Now: It’s a few clicks in Intune, and done. Cloud-native. Secure. Auditable.
📋 What do you need?
-
Windows 10/11 (April 2023 update or later).
-
Devices must be Entra ID joined or hybrid joined.
-
A valid Intune license (Plan 1+).
-
Enable LAPS in Entra ID → Devices → Device Settings.
-
Permissions: You’ll need Intune Admin or Cloud Device Admin to access passwords.
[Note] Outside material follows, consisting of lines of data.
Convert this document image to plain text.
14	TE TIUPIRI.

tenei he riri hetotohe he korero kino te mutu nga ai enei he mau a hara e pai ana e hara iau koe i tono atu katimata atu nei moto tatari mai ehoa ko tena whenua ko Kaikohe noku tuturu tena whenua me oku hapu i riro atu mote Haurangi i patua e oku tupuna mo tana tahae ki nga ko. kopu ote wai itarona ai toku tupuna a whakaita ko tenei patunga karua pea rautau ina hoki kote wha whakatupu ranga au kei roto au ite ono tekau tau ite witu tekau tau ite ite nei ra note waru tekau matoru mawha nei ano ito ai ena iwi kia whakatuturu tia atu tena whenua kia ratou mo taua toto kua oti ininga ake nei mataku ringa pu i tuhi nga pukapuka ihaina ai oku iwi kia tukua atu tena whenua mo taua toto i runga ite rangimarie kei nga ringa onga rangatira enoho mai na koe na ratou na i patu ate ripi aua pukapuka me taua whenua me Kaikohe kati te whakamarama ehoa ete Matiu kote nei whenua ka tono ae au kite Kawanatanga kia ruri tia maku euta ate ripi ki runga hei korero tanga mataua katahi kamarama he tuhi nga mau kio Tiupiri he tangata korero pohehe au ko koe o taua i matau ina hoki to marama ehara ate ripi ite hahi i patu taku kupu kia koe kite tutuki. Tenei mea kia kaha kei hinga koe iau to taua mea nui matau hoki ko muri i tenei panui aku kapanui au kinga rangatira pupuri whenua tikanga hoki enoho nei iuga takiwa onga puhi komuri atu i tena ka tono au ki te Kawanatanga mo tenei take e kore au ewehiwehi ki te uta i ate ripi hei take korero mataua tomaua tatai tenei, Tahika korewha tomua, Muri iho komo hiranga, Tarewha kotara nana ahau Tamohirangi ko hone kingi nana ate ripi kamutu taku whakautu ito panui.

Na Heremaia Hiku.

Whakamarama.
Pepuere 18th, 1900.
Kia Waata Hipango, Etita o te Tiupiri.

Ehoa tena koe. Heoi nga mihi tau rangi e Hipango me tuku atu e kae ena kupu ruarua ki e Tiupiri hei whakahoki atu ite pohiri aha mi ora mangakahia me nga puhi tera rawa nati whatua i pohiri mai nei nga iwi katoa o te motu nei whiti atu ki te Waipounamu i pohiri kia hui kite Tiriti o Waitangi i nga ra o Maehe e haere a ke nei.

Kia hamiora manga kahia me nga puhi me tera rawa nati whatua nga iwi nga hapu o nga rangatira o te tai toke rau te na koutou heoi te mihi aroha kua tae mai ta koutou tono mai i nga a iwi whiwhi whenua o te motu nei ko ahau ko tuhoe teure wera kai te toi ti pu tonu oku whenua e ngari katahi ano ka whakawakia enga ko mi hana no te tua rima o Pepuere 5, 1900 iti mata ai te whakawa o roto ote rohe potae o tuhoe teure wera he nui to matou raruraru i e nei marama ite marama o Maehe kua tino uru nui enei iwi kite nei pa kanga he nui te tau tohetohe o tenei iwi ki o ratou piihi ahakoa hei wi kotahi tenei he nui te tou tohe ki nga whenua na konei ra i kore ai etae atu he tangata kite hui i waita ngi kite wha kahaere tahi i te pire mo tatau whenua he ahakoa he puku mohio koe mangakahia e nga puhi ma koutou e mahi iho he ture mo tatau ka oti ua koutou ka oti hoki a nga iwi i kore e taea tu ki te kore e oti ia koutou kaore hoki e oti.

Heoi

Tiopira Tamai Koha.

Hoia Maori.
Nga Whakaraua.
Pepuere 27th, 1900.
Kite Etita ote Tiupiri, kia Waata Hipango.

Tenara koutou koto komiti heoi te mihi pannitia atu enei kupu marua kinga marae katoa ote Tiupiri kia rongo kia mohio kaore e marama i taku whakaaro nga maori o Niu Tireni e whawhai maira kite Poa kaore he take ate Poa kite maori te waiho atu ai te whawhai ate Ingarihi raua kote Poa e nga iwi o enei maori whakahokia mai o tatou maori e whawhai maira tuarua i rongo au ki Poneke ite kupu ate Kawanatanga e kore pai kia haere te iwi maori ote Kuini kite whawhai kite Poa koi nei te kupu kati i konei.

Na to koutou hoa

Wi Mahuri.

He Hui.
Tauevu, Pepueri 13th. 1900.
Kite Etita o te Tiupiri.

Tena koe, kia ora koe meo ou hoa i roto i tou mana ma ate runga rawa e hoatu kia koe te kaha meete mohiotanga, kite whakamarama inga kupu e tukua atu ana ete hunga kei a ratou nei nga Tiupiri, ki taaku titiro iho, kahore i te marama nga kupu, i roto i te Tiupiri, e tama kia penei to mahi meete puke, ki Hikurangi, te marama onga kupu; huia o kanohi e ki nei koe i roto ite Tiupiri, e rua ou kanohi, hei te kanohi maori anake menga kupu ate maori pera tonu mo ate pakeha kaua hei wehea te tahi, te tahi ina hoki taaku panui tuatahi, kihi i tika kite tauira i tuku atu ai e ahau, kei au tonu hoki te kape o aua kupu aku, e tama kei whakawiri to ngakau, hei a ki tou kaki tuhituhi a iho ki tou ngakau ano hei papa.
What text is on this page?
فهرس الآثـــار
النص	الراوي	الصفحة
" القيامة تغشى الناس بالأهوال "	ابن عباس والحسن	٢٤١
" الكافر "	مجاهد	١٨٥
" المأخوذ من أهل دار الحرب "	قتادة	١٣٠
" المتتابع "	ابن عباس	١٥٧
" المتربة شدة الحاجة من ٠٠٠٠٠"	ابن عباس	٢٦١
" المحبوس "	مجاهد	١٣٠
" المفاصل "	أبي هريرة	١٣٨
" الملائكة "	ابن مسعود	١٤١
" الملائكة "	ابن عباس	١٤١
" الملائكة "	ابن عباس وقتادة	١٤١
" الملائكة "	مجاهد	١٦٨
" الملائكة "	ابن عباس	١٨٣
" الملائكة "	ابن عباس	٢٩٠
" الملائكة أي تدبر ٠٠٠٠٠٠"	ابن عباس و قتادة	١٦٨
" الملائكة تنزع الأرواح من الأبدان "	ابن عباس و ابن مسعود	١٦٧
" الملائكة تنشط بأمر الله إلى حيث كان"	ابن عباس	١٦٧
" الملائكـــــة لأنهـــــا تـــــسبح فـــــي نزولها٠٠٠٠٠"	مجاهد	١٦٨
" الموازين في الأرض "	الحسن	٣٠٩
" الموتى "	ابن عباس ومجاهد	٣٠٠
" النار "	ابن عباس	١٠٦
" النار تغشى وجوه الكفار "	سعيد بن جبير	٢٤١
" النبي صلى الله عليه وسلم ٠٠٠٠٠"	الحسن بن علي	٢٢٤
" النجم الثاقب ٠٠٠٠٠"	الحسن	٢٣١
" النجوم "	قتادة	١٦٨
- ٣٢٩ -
🧩 How to set it up (the no-BS version)
-
Go to Microsoft Entra ID → Devices → Enable LAPS.
-
In Intune, go to:
Endpoint Security → Account Protection → Create Policy → Local admin password solution. -
Choose:
-
Target account (built-in admin or a custom one).
-
Password rotation interval.
-
Backup directory (Entra or AD).
-
-
Assign the policy to a device group (don’t use user groups — it breaks stuff).
-
Done. Monitor everything via reports.
🔍 Where to see the magic
-
Intune → Endpoint Security → Reports → LAPS.
-
Entra Portal → Devices → View Admin Password (if you have permissions).
-
Event Viewer → Applications and Services Logs → Microsoft → Windows → LAPS.
You’ll see who viewed which password and when.
⚠️ What not to screw up
-
❌ Don’t apply multiple LAPS policies to one device. It’ll clash.
-
❌ Don’t leave the default “Administrator” account active. Create a separate local admin if you can.
-
❌ Don’t try to store passwords in both Entra ID and AD. Pick one.
-
❌ Don’t forget to give access permissions to password viewers. No access = no rescue.
🧯 Bonus points
-
You can manually rotate a password via Intune.
-
Passwords are logged, encrypted, and auditable.
-
You can query them via Graph API, if you’re feeling spicy.
🧠 Final thoughts
LAPS isn’t just another checkbox. It’s essential ops hygiene.
With Intune, it’s finally painless — no legacy junk, no obscure reg edits. Just clean, secure, automated credential rotation for every device in your fleet.
Seriously — if you’re still copy-pasting passwords from Excel sheets…
you’re playing roulette with ransomware.